2017 Fall Anitta Machanickal Temple Japan

6 Steps to Buying and Bringing Back Souvenirs

Roughly three weeks left and I still have not begun souvenir shopping. When traveling, souvenirs are a given. Everyone who hears you’re going to a foreign country wants something back, which may not be stressful for some, but when you’re on a budget and as indecisive as I am, souvenir shopping is horrible. Not only do I have to find something for everyone that will make them happy, but I also have to manage to bring it all back with me. The whole process is way too stressful. Here’s some steps I’ve used to simplify the whole debacle a bit.

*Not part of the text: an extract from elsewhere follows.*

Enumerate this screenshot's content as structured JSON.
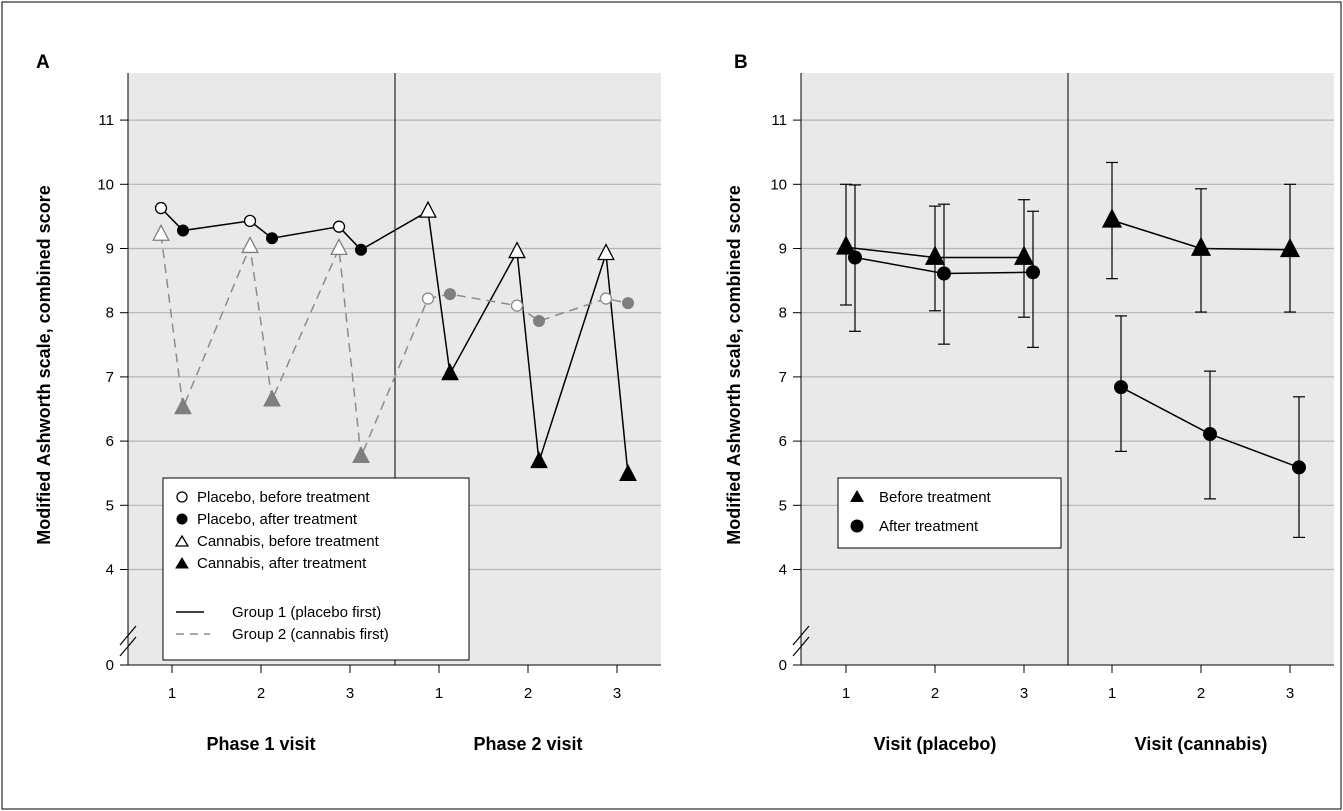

Designate a suitcase for souvenirs.

Before you even begin traveling, you should designate a suitcase for all your souvenirs. Usually, this is the suitcase filled with things that you will end up using in Japan and can throw away (e.g. lotion, soap, old shoes, etc.). By knowing how much space you have, you can know how small you should keep your souvenirs.

Write up a list.

Write down all the people you’re going to buy for. This act will make the process seem much simpler. You will have a clear idea of how much you have to buy. If there are people you have to buy souvenirs for, but you’re not really close to them, you should buy bulk gifts for them (stuff that comes in sets, so you can give each person one thing from each set).

Ask.

Make things easier for yourself and ask people what they want. I’m a super indecisive shopper. I will spend hours walking down aisles, second-guessing what people want, until I finally put everything back and decide to try another store. The worst is when people say, “just get me whatever.” Just remember that these are people who love and care about you and that you can’t go too wrong in what you choose. Worst comes to worst, they’ll remember you’re a poor college student on a budget and that there was only so much you could buy.

Set up a budget.

Tell yourself how much money you are willing to spend. If you are on a tight budget like me, you will want to spend as little as possible. Overestimate how much you will spend (this way, when you go under budget, you’ll feel better about yourself).

Go to 100-yen shops.

This step is not a must in this list, but it’s helpful. Japan has 100-yen shops (you can look them up online) where you can buy souvenirs for cheap. They’re like the American dollar store. Meaning, not everything is actually 100 yen, but still cheap. In the end, most people want things that can only be found in Japan. Instead of spending money on ridiculously overpriced souvenirs at tourist destinations, you can buy something from a 100-yen shop that screams Japan but hurts your wallet less. I recommend small beauty products (less than 100 ml so that they can go in your carry on) or face masks. Cool mugs are my personal favorites (wrap them in plastic bags and carry them on your carry on, so that they don’t break). Tea and snacks if you really want to scream, “I was in Japan.” Cute charms and school supplies are a good go-to as well.

Don’t go overboard.

Pace yourself. After all, if you have trips outside of Tokyo, you’ll probably want to buy things for yourself. However, it’s not like you have unlimited space. Make sure you don’t buy too much and leave room for the souvenirs for other people.

 

Don’t let souvenir shopping get to you too much. Have fun checking out all the cute and useful things Japan has to offer.